I've briefly alluded to my height here on the blog, but never discussed it in depth. I suppose it is because I honestly don't really notice it myself--most of my closest girlfriends both in Norway and in the US are the same height as me, give or take an inch or two. My best friend from my hometown is even over six feet tall, and is quick to remind me that, at 5'10", I'm actually "not that tall." (It's all relative, I suppose!).
So I guess it isn't the least bit strange that I generally forget that I am average height for a man until it is time to shop for certain articles of clothing or go on a blind date. And in terms of dating, it is only within the last few years that I have noticed my height in a meaningful way: almost every guy I dated prior to becoming long-term single in my mid-twenties was over six feet tall. Wearing heels and still being shorter than my date was something I had come to take for granted.
It was once I seriously jumped back into the dating pool that I began to hear the comments: "wow, you're really tall!" And its many followers. Sometimes as if it was supposed to be a point of insecurity. Others as if it were an exciting bonus (usually if the speaker was in the six foot plus club, but not always). I have even had other tall girls say to me: "I can't believe you still wear heels! I wouldn't dare--I would tower over my boyfriend/husband/you get the idea."
But you know what?
It has never once occurred to me to be insecure about my height. I have always loved fabulous shoes, preferably with a heel. Who cares if they make me six foot three? If I want to wear them, I will wear them. Even if that means having a leg up (pun intended) on my date!
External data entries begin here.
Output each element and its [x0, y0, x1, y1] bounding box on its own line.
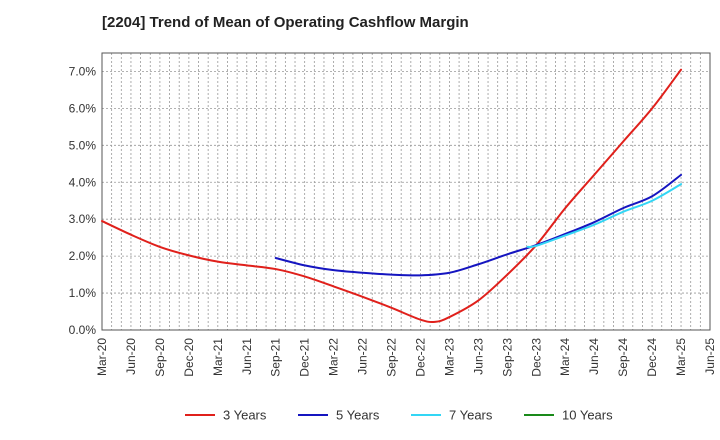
y-tick-label: 2.0%	[69, 249, 97, 263]
x-tick-label: Dec-22	[413, 338, 427, 377]
legend-label-10-years: 10 Years	[562, 408, 613, 423]
y-tick-label: 6.0%	[69, 101, 97, 115]
x-tick-label: Sep-21	[269, 338, 283, 377]
x-tick-label: Dec-20	[182, 338, 196, 377]
x-tick-label: Jun-21	[240, 338, 254, 375]
x-tick-label: Mar-24	[558, 338, 572, 376]
x-tick-label: Mar-25	[674, 338, 688, 376]
chart-title: [2204] Trend of Mean of Operating Cashfl…	[102, 14, 469, 31]
y-tick-label: 0.0%	[69, 323, 97, 337]
y-tick-label: 1.0%	[69, 286, 97, 300]
legend-item-3-years: 3 Years	[185, 408, 267, 423]
x-tick-label: Jun-24	[587, 338, 601, 375]
series-layer	[101, 68, 683, 324]
x-tick-label: Jun-20	[124, 338, 138, 375]
legend-item-10-years: 10 Years	[524, 408, 613, 423]
grid-layer	[102, 53, 710, 330]
axis-layer: 0.0% 1.0% 2.0% 3.0% 4.0% 5.0% 6.0% 7.0% Mar-20 Ju…	[69, 64, 717, 376]
legend-item-5-years: 5 Years	[298, 408, 380, 423]
y-tick-label: 4.0%	[69, 175, 97, 189]
legend-item-7-years: 7 Years	[411, 408, 493, 423]
x-tick-label: Sep-20	[153, 338, 167, 377]
x-tick-label: Sep-24	[616, 338, 630, 377]
legend-label-3-years: 3 Years	[223, 408, 267, 423]
x-tick-label: Dec-24	[645, 338, 659, 377]
x-tick-label: Mar-20	[95, 338, 109, 376]
legend: 3 Years 5 Years 7 Years 10 Years	[185, 408, 613, 423]
legend-label-7-years: 7 Years	[449, 408, 493, 423]
x-tick-label: Jun-25	[703, 338, 717, 375]
x-tick-label: Jun-22	[356, 338, 370, 375]
x-tick-label: Mar-22	[327, 338, 341, 376]
x-tick-label: Dec-23	[529, 338, 543, 377]
series-line-7-years	[526, 183, 683, 248]
x-tick-label: Sep-23	[500, 338, 514, 377]
y-tick-label: 3.0%	[69, 212, 97, 226]
legend-label-5-years: 5 Years	[336, 408, 380, 423]
series-line-3-years	[101, 68, 683, 324]
x-tick-label: Sep-22	[385, 338, 399, 377]
x-tick-label: Jun-23	[471, 338, 485, 375]
y-tick-label: 5.0%	[69, 138, 97, 152]
plot-frame	[101, 52, 711, 331]
x-tick-label: Dec-21	[298, 338, 312, 377]
x-tick-label: Mar-23	[442, 338, 456, 376]
x-tick-label: Mar-21	[211, 338, 225, 376]
y-tick-label: 7.0%	[69, 64, 97, 78]
series-line-5-years	[274, 173, 683, 277]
I am not saying you have to wear heels--I know many tall girls who don't wear them purely because they are uncomfortable. And that is just fine! Fashion isn't fun if it doesn't make you feel good! What I am saying is that if you are tall want to wear heels, wear some damn heels! Don't let the worry of being taller than a partner or sticking out in a crowd stop you from wearing something that makes you feel fabulous. And that notion doesn't have to stop at heels. It can extend to anything you feel or have been told you're not "supposed" to wear due to some arbitrary physical attribute you may possess.
My point: if you like it, if it makes you feel fabulous, if it makes you look fabulous, then by all means, WEAR it and wear it proudly!
The rules are changing, and in a positive way. Let's all be the change!